The District Court’s footnote cites to the following trial testimony by a witness whom respondents offered as an expert in the field of corrections:
“Q Are you familiar with the policy of the Bureau of Prisons concerning what we call the all-or-nothing rule?
“A As I understand it, if a publication is approved for admission, it may be approved in toto. If it has material in it which is considered offensive[,] it will be entirely excluded regardless of the condition or the tenor of the other items in the publication.
“Q And is there a security justification, in your opinion, for not giving the prisoner the —
“A I can sympathize with the Bureau about any publication which does have material which I would like to exclude. Take, for example, a publication that gave an explicit design of how to produce a Molotov cocktail. I would not like to admit that particular publication into the institution. However, I don’t like the idea of just cutting out the offending part of that publication and letting that in. I think that’s the compromise which one might make. I don’t like it, but I suppose that’s the best of the bad solutions which are available.
“Q Do you see any security risk in cutting out the offending portion and giving the unoffending portion to the inmate?
“A If pushed to the wall, I guess I would do that, but as I said earlier in my deposition and as I say now, I don’t like that. It smacks of what goes on in fascist countries and is not a very attractive solution to me, but I don’t see any way out of it.
“I’d rather do that than exclude the publication entirely just on the basis of one offending passage.” Tr. 392-393.
Although this testimony manifests the expert witness’ discontent with censoring parts of publications, it offers no support for petitioners’ argument that inmate discontent with the practice would threaten prison security. Indeed petitioners themselves proffered few pieces of supporting evidence, among them this deposition testimony by an official at the Marion Federal Penitentiary:
“Q. It wouldn’t present a security threat, would it, to cut out the page?
“A. No, it would not prevent [sic] a security threat to cut out the page if there was nothing else in there.
“Q. And is it then just a question of administrative convenience to the institution? It is easier not to bother with cutting out different pieces, is that right?

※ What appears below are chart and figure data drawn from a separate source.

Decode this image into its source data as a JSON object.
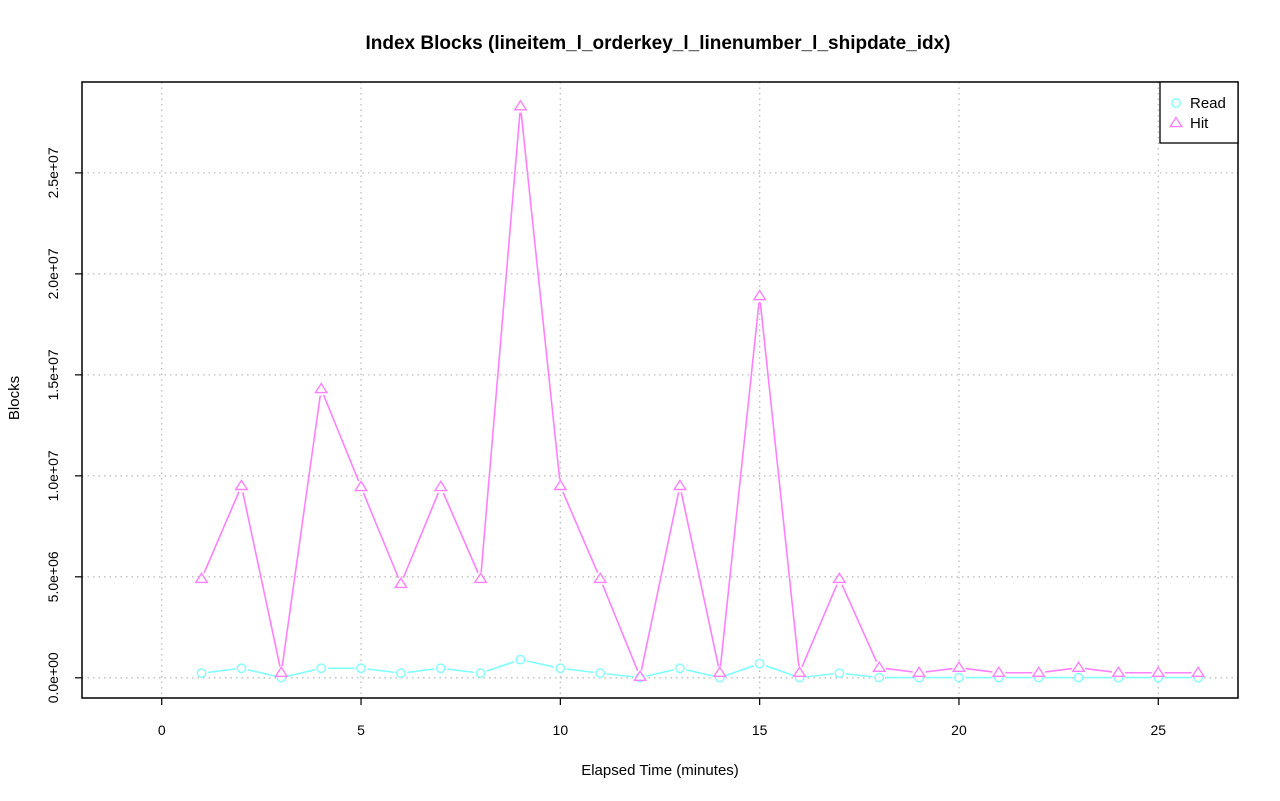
{
  "chart_data": {
    "type": "line",
    "title": "Index Blocks (lineitem_l_orderkey_l_linenumber_l_shipdate_idx)",
    "xlabel": "Elapsed Time (minutes)",
    "ylabel": "Blocks",
    "xlim": [
      -2,
      27
    ],
    "ylim": [
      -1000000,
      29500000
    ],
    "x_ticks": [
      0,
      5,
      10,
      15,
      20,
      25
    ],
    "x_tick_labels": [
      "0",
      "5",
      "10",
      "15",
      "20",
      "25"
    ],
    "y_ticks": [
      0,
      5000000,
      10000000,
      15000000,
      20000000,
      25000000
    ],
    "y_tick_labels": [
      "0.0e+00",
      "5.0e+06",
      "1.0e+07",
      "1.5e+07",
      "2.0e+07",
      "2.5e+07"
    ],
    "grid": true,
    "legend_position": "top-right",
    "x": [
      1,
      2,
      3,
      4,
      5,
      6,
      7,
      8,
      9,
      10,
      11,
      12,
      13,
      14,
      15,
      16,
      17,
      18,
      19,
      20,
      21,
      22,
      23,
      24,
      25,
      26
    ],
    "series": [
      {
        "name": "Read",
        "color": "#80ffff",
        "marker": "circle",
        "values": [
          230000,
          470000,
          10000,
          470000,
          470000,
          230000,
          470000,
          230000,
          900000,
          470000,
          230000,
          10000,
          470000,
          10000,
          700000,
          10000,
          230000,
          10000,
          10000,
          10000,
          10000,
          10000,
          10000,
          10000,
          10000,
          10000
        ]
      },
      {
        "name": "Hit",
        "color": "#ff80ff",
        "marker": "triangle",
        "values": [
          4900000,
          9500000,
          250000,
          14300000,
          9450000,
          4650000,
          9450000,
          4900000,
          28300000,
          9500000,
          4900000,
          50000,
          9500000,
          250000,
          18900000,
          250000,
          4900000,
          500000,
          250000,
          500000,
          250000,
          250000,
          500000,
          250000,
          250000,
          250000
        ]
      }
    ]
  }
}
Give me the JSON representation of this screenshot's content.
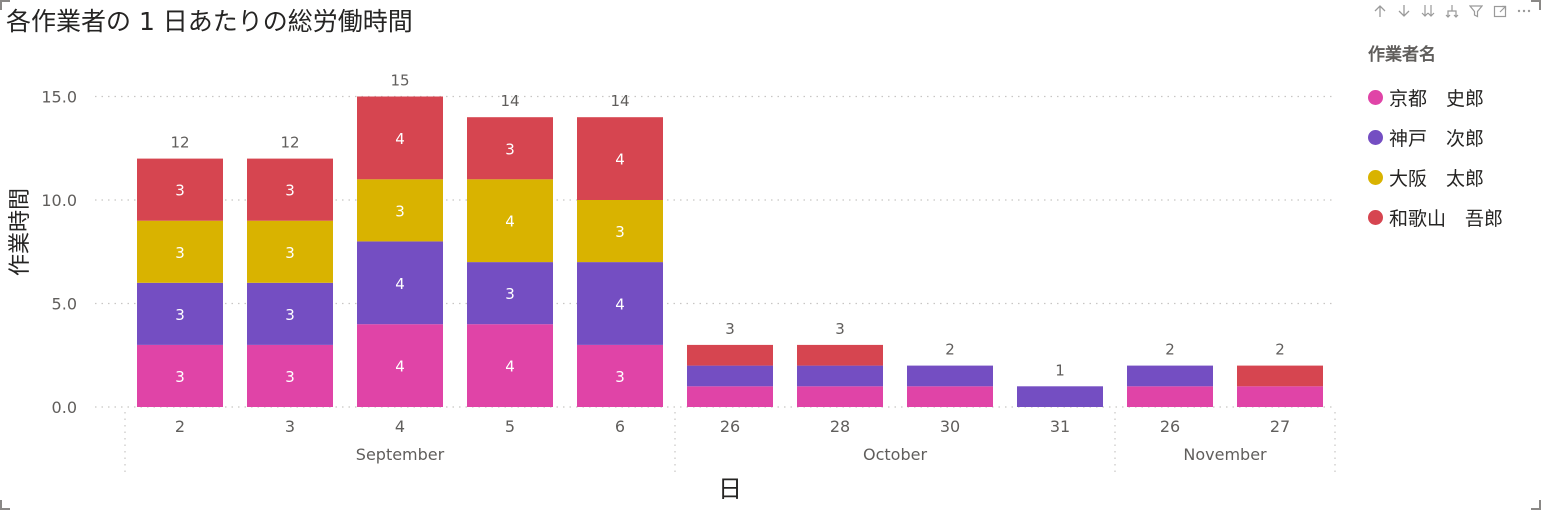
{
  "title": "各作業者の 1 日あたりの総労働時間",
  "colors": {
    "series": [
      "#E044A7",
      "#744EC2",
      "#D9B300",
      "#D64550"
    ],
    "text": "#605E5C",
    "grid": "#C8C6C4"
  },
  "toolbar": [
    {
      "name": "drill-up-icon"
    },
    {
      "name": "drill-down-icon"
    },
    {
      "name": "expand-next-level-icon"
    },
    {
      "name": "expand-hierarchy-icon"
    },
    {
      "name": "filter-icon"
    },
    {
      "name": "focus-mode-icon"
    },
    {
      "name": "more-options-icon"
    }
  ],
  "legend": {
    "title": "作業者名",
    "items": [
      "京都　史郎",
      "神戸　次郎",
      "大阪　太郎",
      "和歌山　吾郎"
    ]
  },
  "chart_data": {
    "type": "bar",
    "stacked": true,
    "xlabel": "日",
    "ylabel": "作業時間",
    "ylim": [
      0,
      16
    ],
    "yticks": [
      "0.0",
      "5.0",
      "10.0",
      "15.0"
    ],
    "grid": true,
    "legend_position": "right",
    "categories": [
      "2",
      "3",
      "4",
      "5",
      "6",
      "26",
      "28",
      "30",
      "31",
      "26",
      "27"
    ],
    "groups": [
      {
        "label": "September",
        "count": 5
      },
      {
        "label": "October",
        "count": 4
      },
      {
        "label": "November",
        "count": 2
      }
    ],
    "series": [
      {
        "name": "京都　史郎",
        "values": [
          3,
          3,
          4,
          4,
          3,
          1,
          1,
          1,
          0,
          1,
          1
        ]
      },
      {
        "name": "神戸　次郎",
        "values": [
          3,
          3,
          4,
          3,
          4,
          1,
          1,
          1,
          1,
          1,
          0
        ]
      },
      {
        "name": "大阪　太郎",
        "values": [
          3,
          3,
          3,
          4,
          3,
          0,
          0,
          0,
          0,
          0,
          0
        ]
      },
      {
        "name": "和歌山　吾郎",
        "values": [
          3,
          3,
          4,
          3,
          4,
          1,
          1,
          0,
          0,
          0,
          1
        ]
      }
    ],
    "totals": [
      12,
      12,
      15,
      14,
      14,
      3,
      3,
      2,
      1,
      2,
      2
    ]
  }
}
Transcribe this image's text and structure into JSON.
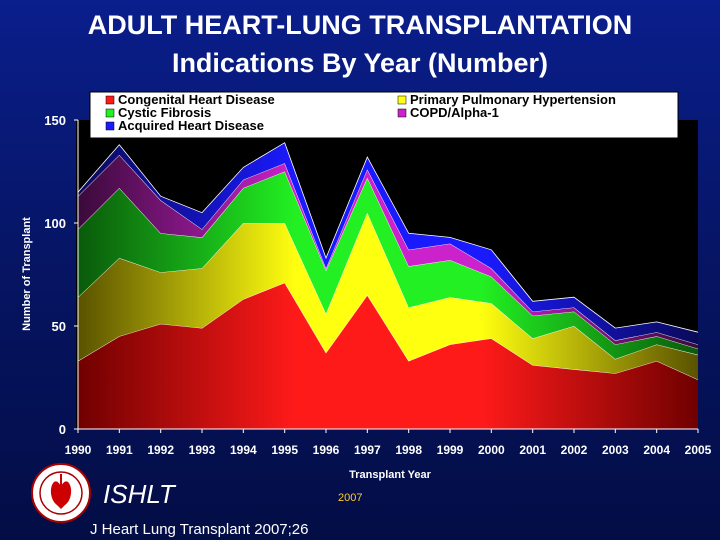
{
  "title_line1": "ADULT HEART-LUNG TRANSPLANTATION",
  "title_line2": "Indications By Year (Number)",
  "org": "ISHLT",
  "year_note": "2007",
  "citation": "J Heart Lung Transplant 2007;26",
  "chart_data": {
    "type": "area",
    "stacked": true,
    "xlabel": "Transplant Year",
    "ylabel": "Number of Transplant",
    "ylim": [
      0,
      150
    ],
    "yticks": [
      "0",
      "50",
      "100",
      "150"
    ],
    "categories": [
      "1990",
      "1991",
      "1992",
      "1993",
      "1994",
      "1995",
      "1996",
      "1997",
      "1998",
      "1999",
      "2000",
      "2001",
      "2002",
      "2003",
      "2004",
      "2005"
    ],
    "legend_position": "top",
    "series": [
      {
        "name": "Congenital Heart Disease",
        "color": "#ff1a1a",
        "dark": "#700000",
        "values": [
          33,
          45,
          51,
          49,
          63,
          71,
          37,
          65,
          33,
          41,
          44,
          31,
          29,
          27,
          33,
          24
        ]
      },
      {
        "name": "Primary Pulmonary Hypertension",
        "color": "#ffff10",
        "dark": "#5a5200",
        "values": [
          31,
          38,
          25,
          29,
          37,
          29,
          19,
          40,
          26,
          23,
          17,
          13,
          21,
          7,
          8,
          12
        ]
      },
      {
        "name": "Cystic Fibrosis",
        "color": "#22f022",
        "dark": "#0a5a0a",
        "values": [
          33,
          34,
          19,
          15,
          17,
          25,
          21,
          17,
          20,
          18,
          13,
          11,
          7,
          7,
          4,
          3
        ]
      },
      {
        "name": "COPD/Alpha-1",
        "color": "#cc22cc",
        "dark": "#3a0a3a",
        "values": [
          16,
          16,
          16,
          4,
          4,
          4,
          1,
          4,
          8,
          8,
          4,
          2,
          2,
          2,
          2,
          2
        ]
      },
      {
        "name": "Acquired Heart Disease",
        "color": "#1a1aff",
        "dark": "#0a0a5a",
        "values": [
          2,
          5,
          2,
          8,
          6,
          10,
          5,
          6,
          8,
          3,
          9,
          5,
          5,
          6,
          5,
          6
        ]
      }
    ]
  }
}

“A. Well, I think in dealing with the kind of individual that we deal with here or in any institution, if you start cutting up the magazines, you are going to leave yourself open to all kinds of criticism, remarks and other problems. So it is best to just return the entire publication to the source and then no other insinuations or remarks can be made concerning us and what we do to individual publications or any magazines that people receive.” App. 100-101.
See also id., at 41, 68.
 Thus I must disagree with petitioners’ staunch insistence that the reasonableness standard is not “toothless.” See Brief for Petitioners 27. As I suggested in Turner:
“[I]f the standard can be satisfied by nothing more than a `logical connection’ between the regulation and any legitimate penological concern perceived by a cautious warden, it is virtually meaningless. Application of the standard would seem to permit disregard for inmates’ constitutional rights whenever the imagination of the warden produces a plausible security concern and a deferential trial court is able to discern a logical connection between that concern and the challenged regulation. Indeed, there is a logical connection between prison discipline and the use of bullwhips on prisoners; and security is logically furthered by a total ban on inmate communication, not only with other inmates but also with outsiders who conceivably might be interested in arranging an attack within the prison or an escape from it.” 482 U. S., at 100-101 (concurring in part and dissenting in part) (citation omitted) (emphasis in original).